While it’s still too early to draw any major conclusions regarding the 116th CBC results, clearly a driving factor in the season was the weather effects of the major El Niño event in the Pacific Ocean. These events drive continental weather in North America, and significant varying effects were experienced by CBC participants across the continent. In the mid-Atlantic and Northeast, absurdly mild conditions both prior to and during the CBC season led to unusually pleasant days in the field, but (for many counts) unusually few birds tallied. Species diversity was near normal, but bird numbers were very low as mild conditions provided open water and a nearly complete lack of snowcover, and thus birds were spread across the countryside rather than being concentrated in the “usual” protected spots. Waterfowl lingered north in record numbers, adding spice to the northern counts but causing comment on the lack of ducks and geese to the south.
Meanwhile in other regions, El Niño resulted in major storms across the Southeast, south-central regions, mountainous regions, and Pacific Coast.

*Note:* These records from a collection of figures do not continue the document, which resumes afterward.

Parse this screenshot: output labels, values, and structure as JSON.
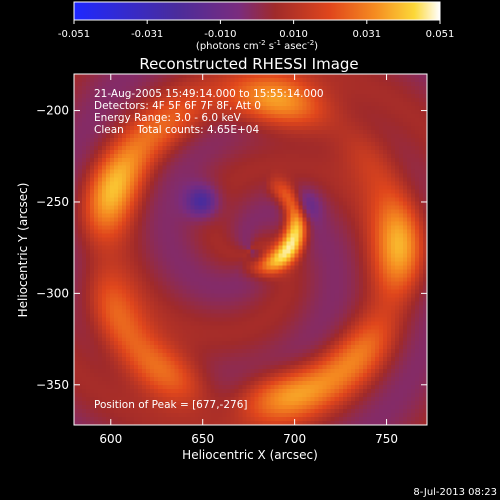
{
  "colorbar": {
    "ticks": [
      "-0.051",
      "-0.031",
      "-0.010",
      "0.010",
      "0.031",
      "0.051"
    ],
    "units_prefix": "(photons cm",
    "units_exp1": "-2",
    "units_mid1": " s",
    "units_exp2": "-1",
    "units_mid2": " asec",
    "units_exp3": "-2",
    "units_suffix": ")",
    "range": [
      -0.051,
      0.051
    ]
  },
  "info": {
    "time": "21-Aug-2005 15:49:14.000 to 15:55:14.000",
    "detectors": "Detectors: 4F 5F 6F 7F 8F, Att 0",
    "energy": "Energy Range: 3.0 - 6.0 keV",
    "clean": "Clean    Total counts: 4.65E+04",
    "peak": "Position of Peak = [677,-276]"
  },
  "footer": {
    "date": "8-Jul-2013 08:23"
  },
  "colors": {
    "background": "#000000",
    "axis": "#ffffff",
    "colormap": [
      "#1e28ff",
      "#4a2c9c",
      "#7a2c7e",
      "#a02a2a",
      "#e0461c",
      "#f58a20",
      "#fcd838",
      "#ffffff"
    ]
  },
  "chart_data": {
    "type": "heatmap",
    "title": "Reconstructed RHESSI Image",
    "xlabel": "Heliocentric X (arcsec)",
    "ylabel": "Heliocentric Y (arcsec)",
    "xlim": [
      580,
      772
    ],
    "ylim": [
      -372,
      -180
    ],
    "x_ticks": [
      600,
      650,
      700,
      750
    ],
    "y_ticks": [
      -200,
      -250,
      -300,
      -350
    ],
    "x_tick_labels": [
      "600",
      "650",
      "700",
      "750"
    ],
    "y_tick_labels": [
      "−200",
      "−250",
      "−300",
      "−350"
    ],
    "peak": {
      "x": 677,
      "y": -276,
      "value": 0.051
    },
    "features": [
      {
        "kind": "source-crescent",
        "x": 677,
        "y": -262,
        "value": 0.05
      },
      {
        "kind": "ring",
        "center_x": 676,
        "center_y": -276,
        "radius": 82,
        "value": 0.033
      },
      {
        "kind": "minimum",
        "x": 650,
        "y": -250,
        "value": -0.04
      },
      {
        "kind": "minimum",
        "x": 705,
        "y": -252,
        "value": -0.03
      }
    ],
    "colorbar_range": [
      -0.051,
      0.051
    ]
  }
}
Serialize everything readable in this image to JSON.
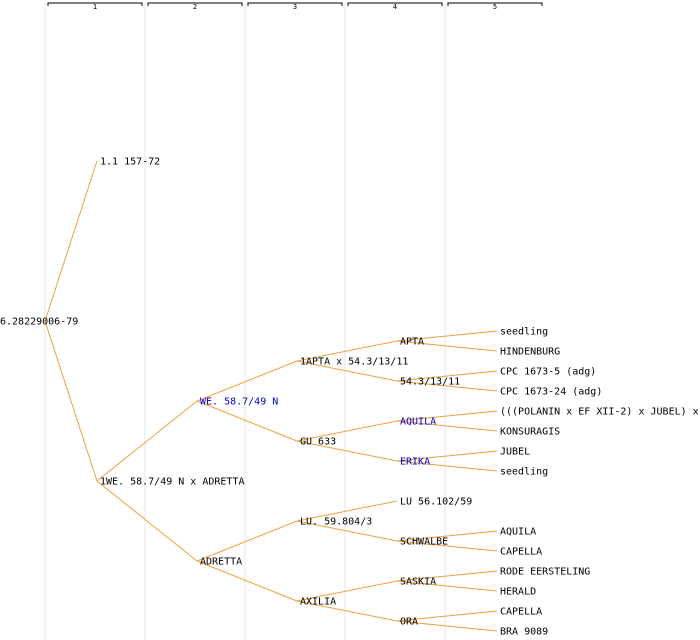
{
  "generation_labels": [
    "1",
    "2",
    "3",
    "4",
    "5"
  ],
  "colors": {
    "edge": "#f0a040",
    "guide": "#e6e6e6",
    "text": "#000000",
    "highlight": "#0000cc"
  },
  "nodes": [
    {
      "id": "root",
      "label": "6.28229006-79"
    },
    {
      "id": "n1",
      "label": "1.1 157-72"
    },
    {
      "id": "n2",
      "label": "1WE. 58.7/49 N x ADRETTA"
    },
    {
      "id": "n3",
      "label": "WE. 58.7/49 N",
      "highlight": true
    },
    {
      "id": "n4",
      "label": "ADRETTA"
    },
    {
      "id": "n5",
      "label": "1APTA x 54.3/13/11"
    },
    {
      "id": "n6",
      "label": "GU 633"
    },
    {
      "id": "n7",
      "label": "LU. 59.804/3"
    },
    {
      "id": "n8",
      "label": "AXILIA"
    },
    {
      "id": "n9",
      "label": "APTA"
    },
    {
      "id": "n10",
      "label": "54.3/13/11"
    },
    {
      "id": "n11",
      "label": "AQUILA",
      "highlight": true
    },
    {
      "id": "n12",
      "label": "ERIKA",
      "highlight": true
    },
    {
      "id": "n13",
      "label": "LU 56.102/59"
    },
    {
      "id": "n14",
      "label": "SCHWALBE"
    },
    {
      "id": "n15",
      "label": "SASKIA"
    },
    {
      "id": "n16",
      "label": "ORA"
    },
    {
      "id": "n17",
      "label": "seedling"
    },
    {
      "id": "n18",
      "label": "HINDENBURG"
    },
    {
      "id": "n19",
      "label": "CPC 1673-5 (adg)"
    },
    {
      "id": "n20",
      "label": "CPC 1673-24 (adg)"
    },
    {
      "id": "n21",
      "label": "(((POLANIN x EF XII-2) x JUBEL) x"
    },
    {
      "id": "n22",
      "label": "KONSURAGIS"
    },
    {
      "id": "n23",
      "label": "JUBEL"
    },
    {
      "id": "n24",
      "label": "seedling"
    },
    {
      "id": "n25",
      "label": "AQUILA"
    },
    {
      "id": "n26",
      "label": "CAPELLA"
    },
    {
      "id": "n27",
      "label": "RODE EERSTELING"
    },
    {
      "id": "n28",
      "label": "HERALD"
    },
    {
      "id": "n29",
      "label": "CAPELLA"
    },
    {
      "id": "n30",
      "label": "BRA 9089"
    }
  ],
  "edges": [
    [
      "root",
      "n1"
    ],
    [
      "root",
      "n2"
    ],
    [
      "n2",
      "n3"
    ],
    [
      "n2",
      "n4"
    ],
    [
      "n3",
      "n5"
    ],
    [
      "n3",
      "n6"
    ],
    [
      "n4",
      "n7"
    ],
    [
      "n4",
      "n8"
    ],
    [
      "n5",
      "n9"
    ],
    [
      "n5",
      "n10"
    ],
    [
      "n6",
      "n11"
    ],
    [
      "n6",
      "n12"
    ],
    [
      "n7",
      "n13"
    ],
    [
      "n7",
      "n14"
    ],
    [
      "n8",
      "n15"
    ],
    [
      "n8",
      "n16"
    ],
    [
      "n9",
      "n17"
    ],
    [
      "n9",
      "n18"
    ],
    [
      "n10",
      "n19"
    ],
    [
      "n10",
      "n20"
    ],
    [
      "n11",
      "n21"
    ],
    [
      "n11",
      "n22"
    ],
    [
      "n12",
      "n23"
    ],
    [
      "n12",
      "n24"
    ],
    [
      "n14",
      "n25"
    ],
    [
      "n14",
      "n26"
    ],
    [
      "n15",
      "n27"
    ],
    [
      "n15",
      "n28"
    ],
    [
      "n16",
      "n29"
    ],
    [
      "n16",
      "n30"
    ]
  ]
}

While the snow and rain in the west will have a major positive effect on mitigating the severe drought there, it had a major negative effect on the ability for CBC participants to count birds—or even conduct their counts. It will be interesting to see how this all plays out in the final results of the 116th Christmas Bird Count.
Despite all the “interesting” weather, some astounding birds were tallied on Christmas Bird Counts across the continent (and beyond!). Two Eurasian thrush species were tallied in the western regions—a Fieldfare at Missoula, Montana, and a Redwing on the Victoria, British Columbia count. Further afield, a new first-ever CBC record was a surprise Eurasian Marsh-Harrier at Bermuda!